Glawischnig zu OECD-Bericht: Österreich kein Umweltmusterland

BM Pröll muss Umsetzung der Empfehlungen rasch beginnen

Wien (OTS) - "Österreich ist leider nicht das Umweltmusterland, wie es oft und gerne von der Bundesregierung beschrieben wird. Das bestätigt auch der neue OECD-Bericht", so Eva Glawischnig in Reaktion auf den heute in Wien präsentierten OECD-Bericht zur Umweltsituation in Österreich.

Zwar seien in einigen Bereichen Fortschritte erzielt worden, was etwa die Wasserqualität der Flüsse und Seen oder die Erfolge heimischer Öko-Unternehmen betreffe, in vielen Bereichen, so etwa beim Klimaschutz, sei die Umweltsituation in Österreich aber nicht zufriedenstellend. Glawischnig fordert BM Pröll daher auf, die zahlreichen Empfehlungen des OECD-Berichts zur Verbesserung der Umweltsituation ernst zu nehmen und deren Umsetzung rasch in Angriff zu nehmen.

"Beim Klimaschutz zählt Österreich angesichts steigender CO2-Emissionen mittlerweile zu den EU-Nachzüglern und ist sehr weit vom Kyoto-Ziel entfernt", so Glawischnig. "Der OECD-Bericht bestätigt klar die von den Grünen seit Monaten eingeforderte Notwendigkeit nach weitreichenden zusätzlichen Anstrengungen und die volle Umsetzung der Klimastrategie, um Österreichs Klimaschutzziele doch noch zu erreichen. "Dazu ist es notwendig, endlich die immer noch unzureichende Finanzierung der Klimaschutzmaßnahmen abzusichern", verlangt Glawischnig.
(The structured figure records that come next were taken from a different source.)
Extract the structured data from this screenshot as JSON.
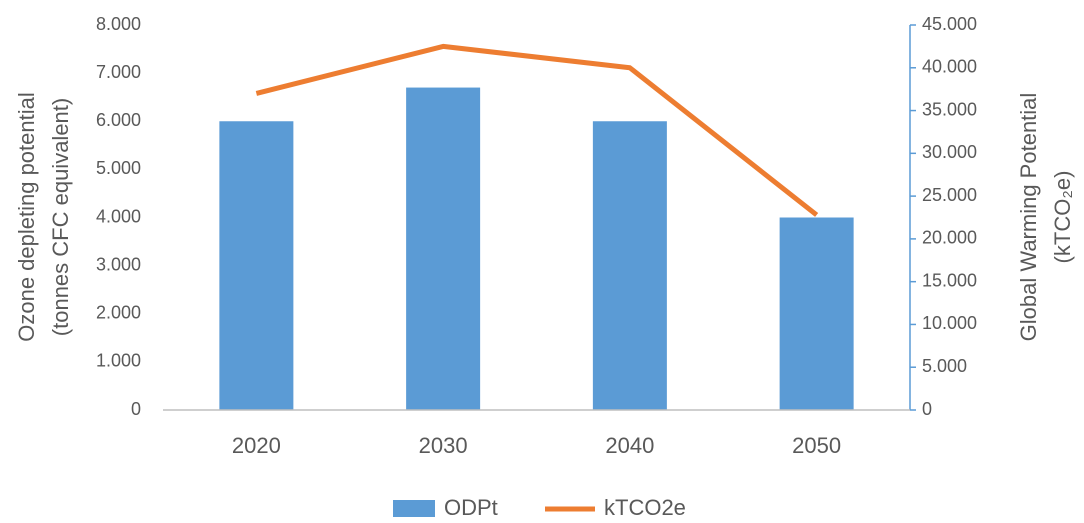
{
  "chart_data": {
    "type": "bar-line",
    "categories": [
      "2020",
      "2030",
      "2040",
      "2050"
    ],
    "series": [
      {
        "name": "ODPt",
        "type": "bar",
        "color": "#5b9bd5",
        "axis": "y",
        "values": [
          6,
          6.7,
          6,
          4
        ]
      },
      {
        "name": "kTCO2e",
        "type": "line",
        "color": "#ed7d31",
        "axis": "y2",
        "values": [
          37,
          42.5,
          40,
          22.8
        ]
      }
    ],
    "ylabel": [
      "Ozone depleting potential",
      "(tonnes CFC equivalent)"
    ],
    "y2label": [
      "Global Warming Potential",
      "(kTCO₂e)"
    ],
    "ylim": [
      0,
      8
    ],
    "yticks": [
      0,
      {
        "value": 1,
        "label": "1.000"
      },
      {
        "value": 2,
        "label": "2.000"
      },
      {
        "value": 3,
        "label": "3.000"
      },
      {
        "value": 4,
        "label": "4.000"
      },
      {
        "value": 5,
        "label": "5.000"
      },
      {
        "value": 6,
        "label": "6.000"
      },
      {
        "value": 7,
        "label": "7.000"
      },
      {
        "value": 8,
        "label": "8.000"
      }
    ],
    "y2lim": [
      0,
      45
    ],
    "y2ticks": [
      0,
      {
        "value": 5,
        "label": "5.000"
      },
      {
        "value": 10,
        "label": "10.000"
      },
      {
        "value": 15,
        "label": "15.000"
      },
      {
        "value": 20,
        "label": "20.000"
      },
      {
        "value": 25,
        "label": "25.000"
      },
      {
        "value": 30,
        "label": "30.000"
      },
      {
        "value": 35,
        "label": "35.000"
      },
      {
        "value": 40,
        "label": "40.000"
      },
      {
        "value": 45,
        "label": "45.000"
      }
    ],
    "legend": "bottom"
  }
}
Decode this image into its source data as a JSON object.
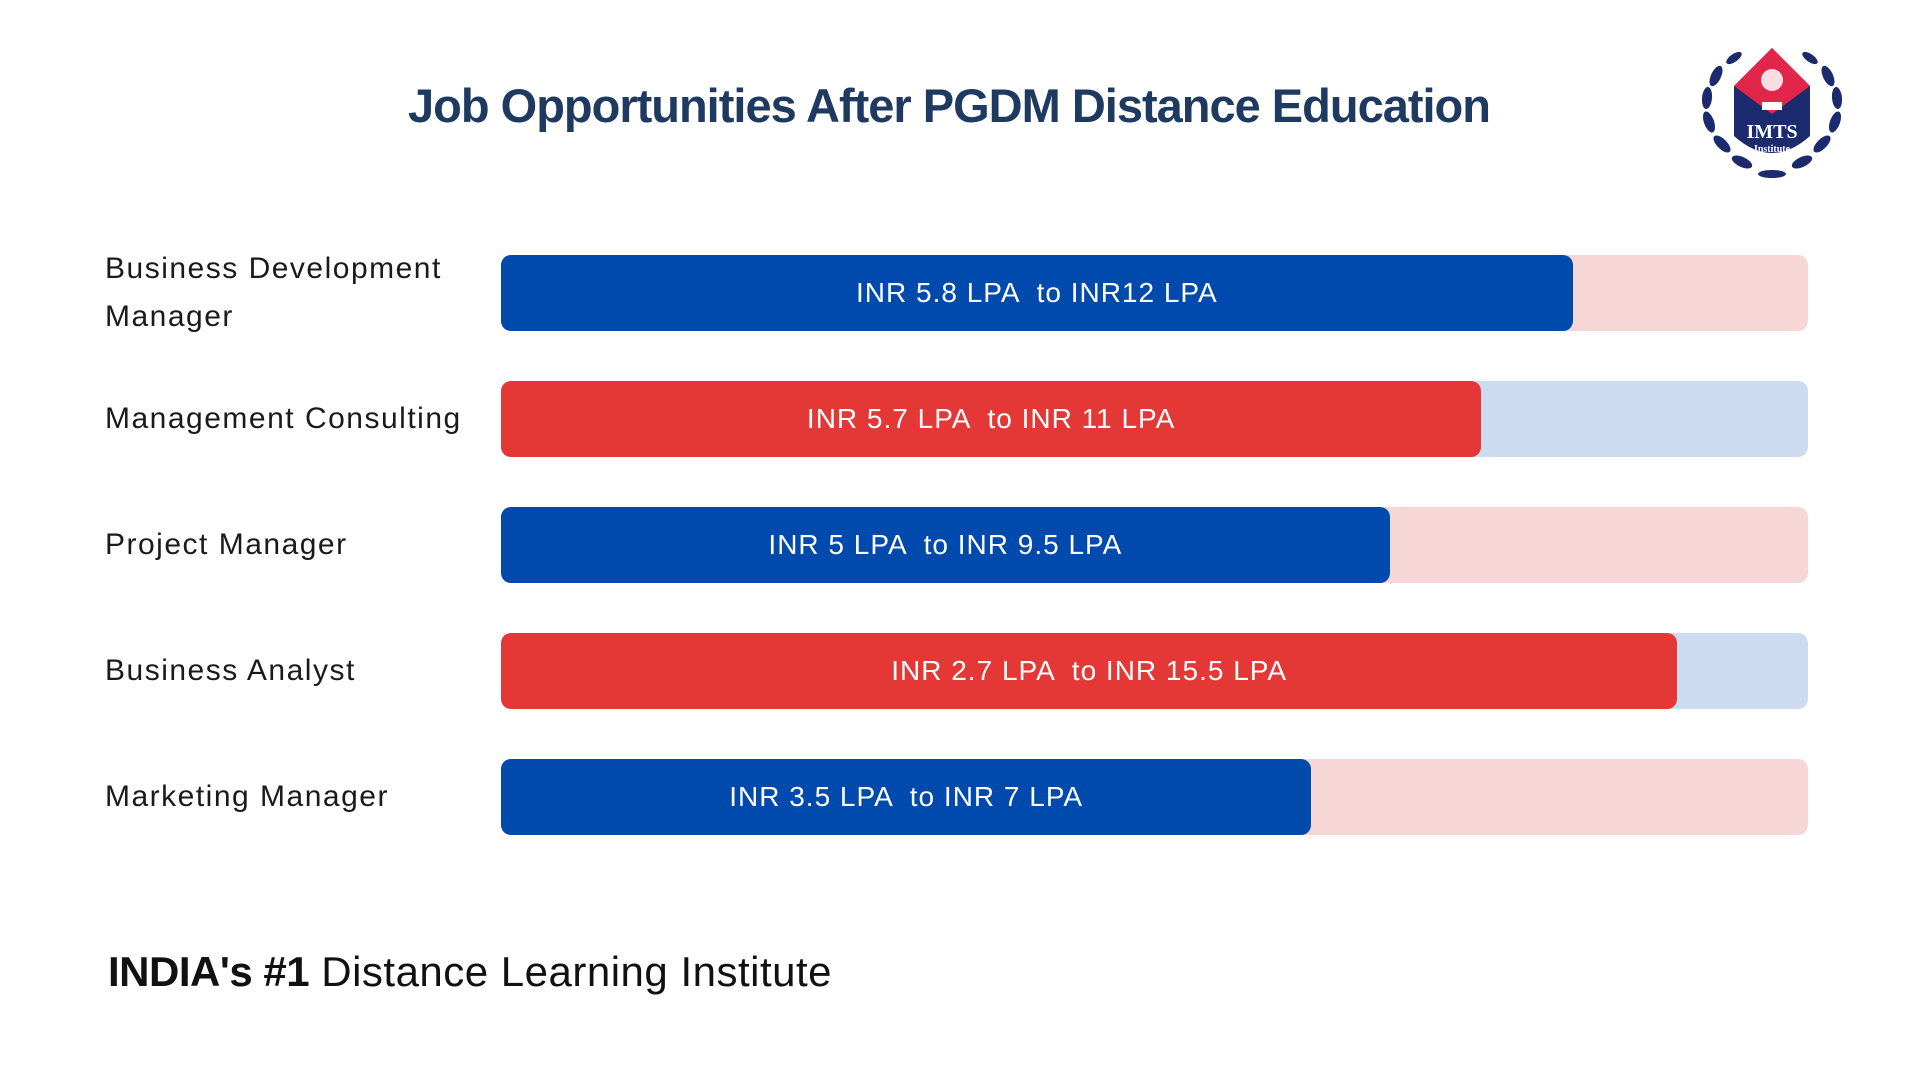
{
  "title": "Job Opportunities After PGDM  Distance Education",
  "logo": {
    "text": "IMTS",
    "subtext": "Institute",
    "colors": {
      "navy": "#1c2a6e",
      "red": "#e1264a"
    }
  },
  "chart_data": {
    "type": "bar",
    "orientation": "horizontal",
    "title": "Job Opportunities After PGDM  Distance Education",
    "categories": [
      "Business Development Manager",
      "Management Consulting",
      "Project Manager",
      "Business Analyst",
      "Marketing Manager"
    ],
    "series": [
      {
        "labels": [
          "INR 5.8 LPA  to INR12 LPA",
          "INR 5.7 LPA  to INR 11 LPA",
          "INR 5 LPA  to INR 9.5 LPA",
          "INR 2.7 LPA  to INR 15.5 LPA",
          "INR 3.5 LPA  to INR 7 LPA"
        ],
        "fill_percent": [
          82,
          75,
          68,
          90,
          62
        ],
        "fill_colors": [
          "#004aad",
          "#e43837",
          "#004aad",
          "#e43837",
          "#004aad"
        ],
        "track_colors": [
          "#f7d6d6",
          "#cddbf0",
          "#f7d6d6",
          "#cddbf0",
          "#f7d6d6"
        ]
      }
    ],
    "xlim": [
      0,
      100
    ],
    "grid": false
  },
  "tagline": {
    "bold": "INDIA's #1",
    "rest": " Distance Learning Institute"
  }
}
Auch bei den für die Bildung des giftigen bodennahen Ozons verantwortlichen Vorläufersubstanzen (NOx) sei Österreich laut OECD weit von seinen Reduktionszielen entfernt.

Beim Grundwasserschutz bestehe ebenso Handlungsbedarf: "Von der anhaltenden gesundheitsgefährdenden Nitratbelastung des Grundwassers sind immer noch 1,5 Millionen Menschen direkt betroffen. Der OECD-Bericht sieht hier nur erste Anzeichen der Besserung, eine wirksame Umweltpolitik hätte aber in den letzten Jahren die Trendwende schaffen müssen", kritisiert Glawischnig.

Laut OECD sei es zwar gelungen, das Wachstum des Energieverbrauchs vom Wirtschaftswachstum zu entkoppeln, allerdings steige der Stromverbrauch in Österreich kontinuierlich. "Der derzeitige Verbrauchszuwachs ist doppelt so hoch wie der Ökostromzuwachs. Steigt der Stromverbrauch in den kommenden Jahren weiter um zwei Prozent pro Jahr, wird Österreich im Jahr 2010 durch neue Ökostromanlagen gerade einmal ein Drittel des Zuwachses abdecken können", warnt Glawischnig abschließend.